Grief doesn’t just show up when someone dies. Sometimes it comes quietly—when a relationship ends, when a parent becomes unsafe, when a version of you fades away. This is for the grief that no one brings casseroles for.
Not all grief comes with black clothes and memorials.
Not all grief is understood.
Not all grief is honored.
Sometimes grief shows up quietly.
When a relationship ends but the person is still alive.
When a parent you once trusted becomes a stranger.
When a best friend stops texting.
When you leave a job, a church, a dream… and part of yourself with it.
This is the grief that doesn’t get sympathy cards.

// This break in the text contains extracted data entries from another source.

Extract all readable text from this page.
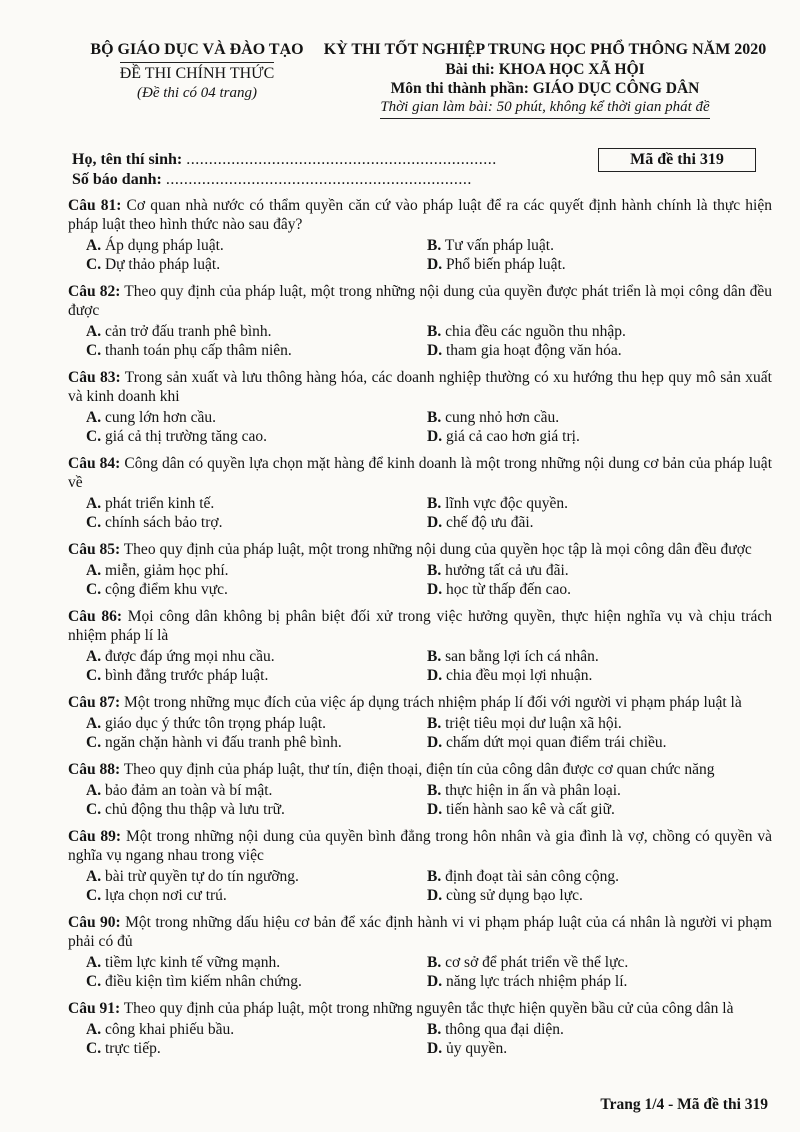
BỘ GIÁO DỤC VÀ ĐÀO TẠO
ĐỀ THI CHÍNH THỨC
(Đề thi có 04 trang)
KỲ THI TỐT NGHIỆP TRUNG HỌC PHỔ THÔNG NĂM 2020
Bài thi: KHOA HỌC XÃ HỘI
Môn thi thành phần: GIÁO DỤC CÔNG DÂN
Thời gian làm bài: 50 phút, không kể thời gian phát đề
Họ, tên thí sinh: .....................................................................
Số báo danh: ....................................................................
Mã đề thi 319
Câu 81: Cơ quan nhà nước có thẩm quyền căn cứ vào pháp luật để ra các quyết định hành chính là thực hiện pháp luật theo hình thức nào sau đây?
A. Áp dụng pháp luật.	B. Tư vấn pháp luật.
C. Dự thảo pháp luật.	D. Phổ biến pháp luật.
Câu 82: Theo quy định của pháp luật, một trong những nội dung của quyền được phát triển là mọi công dân đều được
A. cản trở đấu tranh phê bình.	B. chia đều các nguồn thu nhập.
C. thanh toán phụ cấp thâm niên.	D. tham gia hoạt động văn hóa.
Câu 83: Trong sản xuất và lưu thông hàng hóa, các doanh nghiệp thường có xu hướng thu hẹp quy mô sản xuất và kinh doanh khi
A. cung lớn hơn cầu.	B. cung nhỏ hơn cầu.
C. giá cả thị trường tăng cao.	D. giá cả cao hơn giá trị.
Câu 84: Công dân có quyền lựa chọn mặt hàng để kinh doanh là một trong những nội dung cơ bản của pháp luật về
A. phát triển kinh tế.	B. lĩnh vực độc quyền.
C. chính sách bảo trợ.	D. chế độ ưu đãi.
Câu 85: Theo quy định của pháp luật, một trong những nội dung của quyền học tập là mọi công dân đều được
A. miễn, giảm học phí.	B. hưởng tất cả ưu đãi.
C. cộng điểm khu vực.	D. học từ thấp đến cao.
Câu 86: Mọi công dân không bị phân biệt đối xử trong việc hưởng quyền, thực hiện nghĩa vụ và chịu trách nhiệm pháp lí là
A. được đáp ứng mọi nhu cầu.	B. san bằng lợi ích cá nhân.
C. bình đẳng trước pháp luật.	D. chia đều mọi lợi nhuận.
Câu 87: Một trong những mục đích của việc áp dụng trách nhiệm pháp lí đối với người vi phạm pháp luật là
A. giáo dục ý thức tôn trọng pháp luật.	B. triệt tiêu mọi dư luận xã hội.
C. ngăn chặn hành vi đấu tranh phê bình.	D. chấm dứt mọi quan điểm trái chiều.
Câu 88: Theo quy định của pháp luật, thư tín, điện thoại, điện tín của công dân được cơ quan chức năng
A. bảo đảm an toàn và bí mật.	B. thực hiện in ấn và phân loại.
C. chủ động thu thập và lưu trữ.	D. tiến hành sao kê và cất giữ.
Câu 89: Một trong những nội dung của quyền bình đẳng trong hôn nhân và gia đình là vợ, chồng có quyền và nghĩa vụ ngang nhau trong việc
A. bài trừ quyền tự do tín ngưỡng.	B. định đoạt tài sản công cộng.
C. lựa chọn nơi cư trú.	D. cùng sử dụng bạo lực.
Câu 90: Một trong những dấu hiệu cơ bản để xác định hành vi vi phạm pháp luật của cá nhân là người vi phạm phải có đủ
A. tiềm lực kinh tế vững mạnh.	B. cơ sở để phát triển về thể lực.
C. điều kiện tìm kiếm nhân chứng.	D. năng lực trách nhiệm pháp lí.
Câu 91: Theo quy định của pháp luật, một trong những nguyên tắc thực hiện quyền bầu cử của công dân là
A. công khai phiếu bầu.	B. thông qua đại diện.
C. trực tiếp.	D. ủy quyền.
Trang 1/4 - Mã đề thi 319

No one says “I’m sorry for your loss.”
No one brings casseroles.
But it still cracks your chest wide open. Because as David Kessler said, "We can't compare grief. Loss is loss."
📚 No One Teaches Us How to Grieve
Nobody warns you how hard it is to explain ambiguous loss.
Especially in a world that still expects you to “move on” before you’ve even figured out what just broke.
You end up trying to grieve in silence.
Alone.
Unsure whether you’re allowed to even call it grief.
So let me be the one to say it:
You are allowed to grieve what didn’t happen.
You are allowed to grieve the people still living.
You are allowed to grieve the version of you that no longer fits.
🌱 The Loss That Had No Name
I’ve grieved people who didn’t die.
I’ve lost relationships I thought believed in my bones would last forever.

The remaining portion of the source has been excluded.